It is essential for Risk Management to become part of the organization’s culture. Therefore communicating and creating awareness of relative issues across the organization at each step of the Risk Management process are very important.
Communication should by all means involve an open discussion with all stakeholders with efforts focused on consultation and development of common understanding, rather than on a one way flow of information from the decision maker to the other stakeholders.
Risk Management can and will be enhanced by parties and individuals understand each other’s perspectives and who are consulted in a timely fashion, where appropriate. Stakeholders, like every human being, tend to make judgments about risk based on their perceptions. These can vary due to differences in values, needs, assumptions, concepts and concerns, as they relate to the risks or the issues under discussion. Since the views of stakeholders can have a significant impact on the decisions made, it is important that possible variations in their perceptions of risk be identified, recorded and addressed in the decision making process. In the long term, ENISA will contribute to the generation of qualitative criteria aiming at the creation of balanced estimations about assessed risks among various experts using various methods and tools.
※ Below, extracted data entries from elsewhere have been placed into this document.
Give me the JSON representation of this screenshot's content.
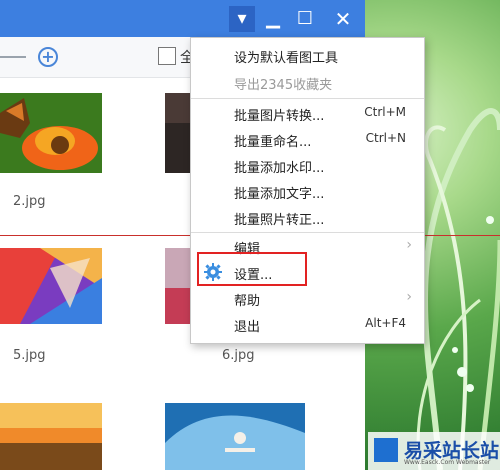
{
  "window": {
    "dropdown_icon": "chevron-down-icon",
    "minimize_icon": "minimize-icon",
    "maximize_icon": "maximize-icon",
    "close_icon": "close-icon"
  },
  "toolbar": {
    "select_all_label": "全"
  },
  "thumbnails": [
    {
      "name": "2.jpg"
    },
    {
      "name": "5.jpg"
    },
    {
      "name": "6.jpg"
    }
  ],
  "menu": {
    "items": [
      {
        "label": "设为默认看图工具",
        "shortcut": "",
        "disabled": false
      },
      {
        "label": "导出2345收藏夹",
        "shortcut": "",
        "disabled": true
      },
      {
        "label": "批量图片转换...",
        "shortcut": "Ctrl+M"
      },
      {
        "label": "批量重命名...",
        "shortcut": "Ctrl+N"
      },
      {
        "label": "批量添加水印...",
        "shortcut": ""
      },
      {
        "label": "批量添加文字...",
        "shortcut": ""
      },
      {
        "label": "批量照片转正...",
        "shortcut": ""
      },
      {
        "label": "编辑",
        "submenu": true
      },
      {
        "label": "设置...",
        "icon": "gear-icon"
      },
      {
        "label": "帮助",
        "submenu": true
      },
      {
        "label": "退出",
        "shortcut": "Alt+F4"
      }
    ]
  },
  "watermark": {
    "text": "易采站长站",
    "sub": "Www.Easck.Com Webmaster"
  },
  "colors": {
    "titlebar": "#3d7fe0",
    "highlight": "#e22222"
  }
}
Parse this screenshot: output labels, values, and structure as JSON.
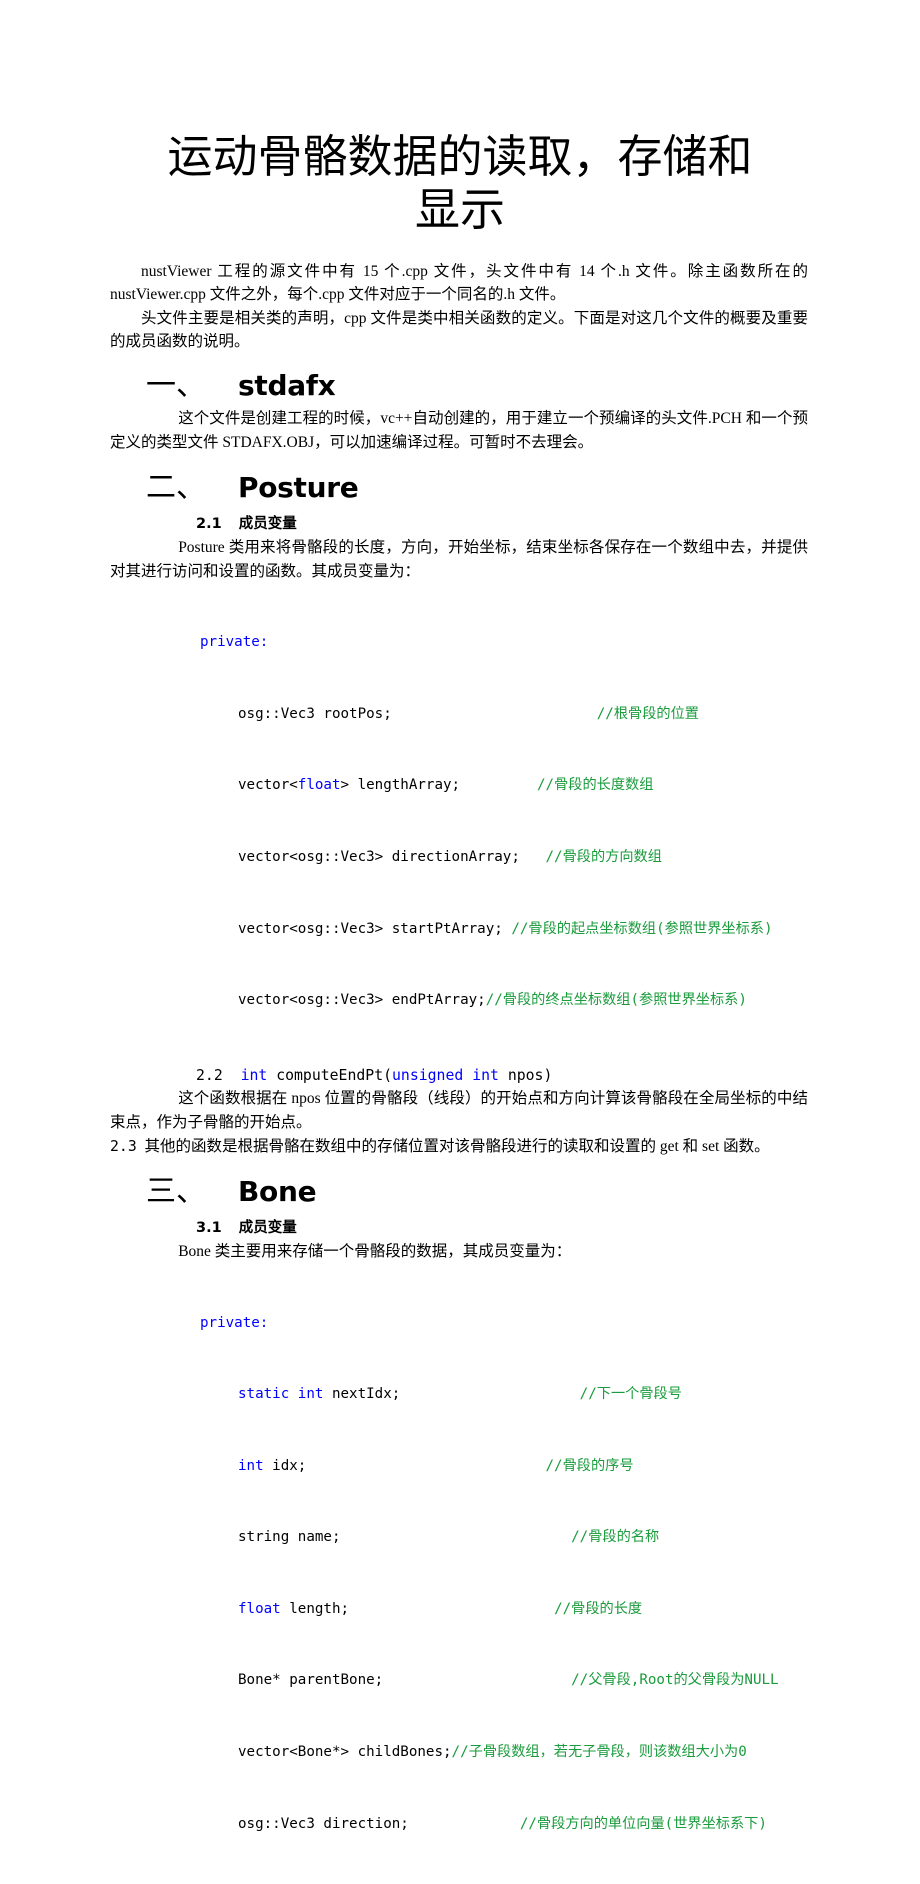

External communication and consulting by specialized consultants, as well as exchange of information and cooperation with other organizations should also be planned and implemented on a regular basis. The exchange of this knowledge and experience can prove extremely helpful for addressing issues related to both the risks and the process to manage these risks, leading thus to a view on risks that is free from subjective estimations. Furthermore, involving external personnel in such activities contributes towards the renewal of available know-how and risk perception.
It is often the case that “established” practices lead to isolated or narrow observation of the status quo of the security. External personnel contribute in bringing in “fresh air” by means of additional viewpoints in the evaluation of risks.